Posted by: LHRM | July 19, 2011 at 07:19 AM
One of the biggest challenges i face in correcting the flaws in the tithing doctrine is also convincing people that i truly believe in sacrificial, Spirit-led giving.
- jared
Posted by: jared | July 21, 2011 at 08:39 AM
As I read Matthew 23:23 it seems crystal clear to me that Jesus taught tithing.
He taught that we should practice "justice, mercy and faithfulness" - the weighty matters of the law - without neglecting tithing.
Is there an "obligation to tithe"? Yes, because Jesus told us not to neglect it.
That just about settles it for me.
Posted by: John Hannaford | July 21, 2011 at 11:27 AM
Who was Jesus addressing in Matthew 23:23? If you are a hypocritical Jewish pharisee living under the OT law, then this verse is still binding on you. If not, you should interpret the verse in context.
By the way, the OT Israelites paid 3 tithes not one. One to the Levitical priests (that were not allowed to own anything). One to go to the poor and widows. One (every 3 years) for mandatory religious feasts.
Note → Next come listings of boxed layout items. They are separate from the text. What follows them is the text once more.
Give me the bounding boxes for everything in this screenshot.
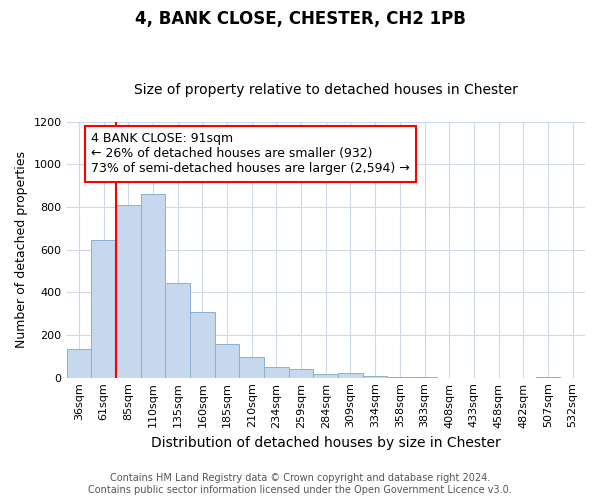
- Bar: [388, 376, 412, 378]
- X-axis label: Distribution of detached houses by size in Chester: Distribution of detached houses by size …: [151, 436, 500, 450]
- Bar: [264, 367, 289, 378]
- Bar: [289, 369, 313, 378]
- Bar: [67, 349, 91, 378]
- Bar: [165, 283, 190, 378]
- Bar: [215, 344, 239, 378]
- Text: Contains HM Land Registry data © Crown copyright and database right 2024.
Contai: Contains HM Land Registry data © Crown c…: [88, 474, 512, 495]
- Bar: [140, 194, 165, 378]
- Bar: [190, 312, 215, 378]
- Bar: [91, 240, 116, 378]
- Bar: [363, 376, 388, 378]
- Bar: [412, 376, 437, 378]
- Bar: [313, 374, 338, 378]
- Text: 4, BANK CLOSE, CHESTER, CH2 1PB: 4, BANK CLOSE, CHESTER, CH2 1PB: [134, 10, 466, 28]
- Title: Size of property relative to detached houses in Chester: Size of property relative to detached ho…: [134, 83, 518, 97]
- Bar: [536, 376, 560, 378]
- Bar: [239, 358, 264, 378]
- Text: 4 BANK CLOSE: 91sqm
← 26% of detached houses are smaller (932)
73% of semi-detac: 4 BANK CLOSE: 91sqm ← 26% of detached ho…: [91, 132, 410, 176]
- Y-axis label: Number of detached properties: Number of detached properties: [15, 151, 28, 348]
- Bar: [116, 205, 140, 378]
- Bar: [338, 374, 363, 378]
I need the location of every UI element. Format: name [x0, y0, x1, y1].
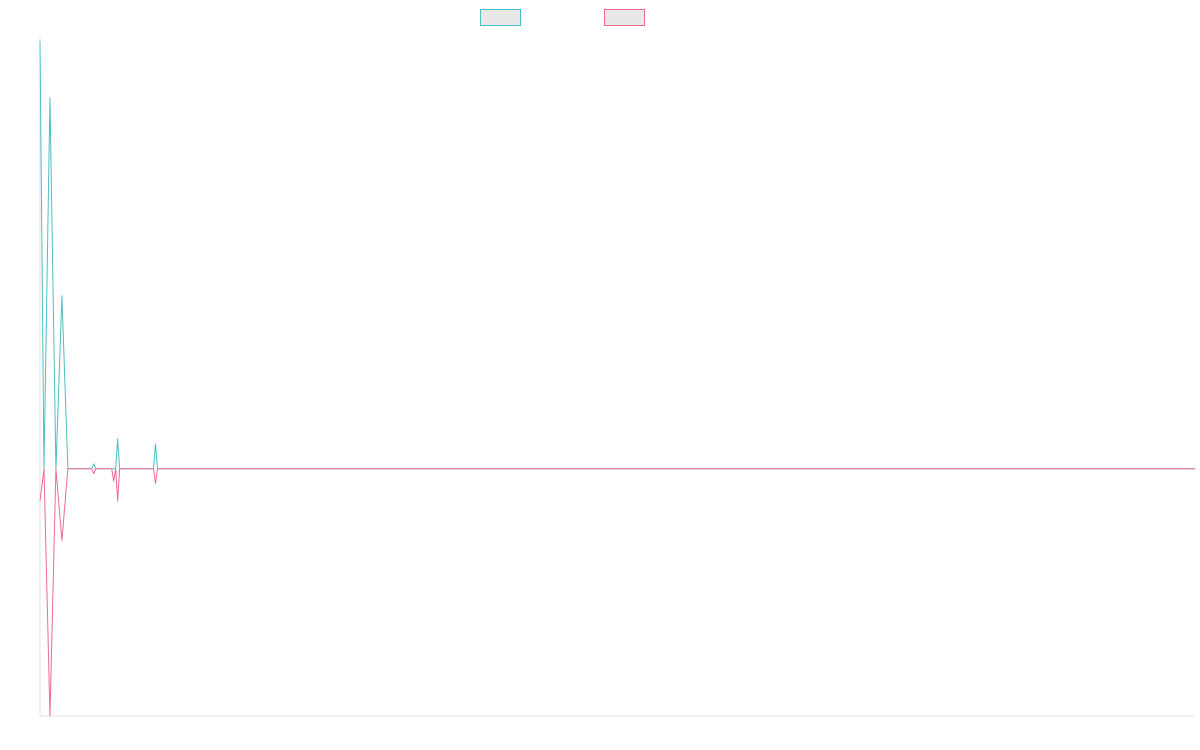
series-line-1 [39, 40, 1195, 470]
legend-swatch-2[interactable] [604, 9, 645, 26]
legend[interactable] [480, 9, 645, 26]
axes [39, 36, 1195, 717]
series-line-2 [39, 468, 1195, 717]
plot-area [39, 40, 1195, 717]
legend-swatch-1[interactable] [480, 9, 521, 26]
And the tithe was always paid in food never in money.
Posted by: Lumbergh | July 22, 2011 at 06:44 AM
@ Lumbergh - ahh exegesis - what the Bible actually says and why it doesn't apply to me!
Posted by: John Hannaford | July 25, 2011 at 01:15 PM
Yes, these verses do apply to us.
Allow me to explain.
Tithing, giving, justice, grace and mercy pre-date the law.
Jesus taught that our righteousness was to exceed that of the keepers of the law.
When Jesus commands us to love even our enemies does that mean that we should therefore stop loving our friends because loving your friends is all that the Parisees and the keepers of the law do?
Jesus commands a "greater righteousness" which both includes ("do not neglect")and transcends tithing.
As to giving it in food only. Fodd is always good. But money is much more flexible and practical in today's economy.
IS there anything in Scripture to prohibit you from giving in this more useful way?
Posted by: John Hannaford | July 25, 2011 at 02:17 PM
Further, why does the giving of money seem a problem for you when it wasn't a problem for Jesus nor the poor widow who earned his praise?
Posted by: John Hannaford | July 25, 2011 at 02:30 PM
It's just that the tithe is too little......
Posted by: LHRM | July 30, 2011 at 06:57 AM
I'm not sure that those who "side" with Greg are advocating not giving to the church, or are trying to make a case that they shouldn't have to give ("tithing" freely what they are able). That misses the point entirely.
Some comments here seem to suggest the above.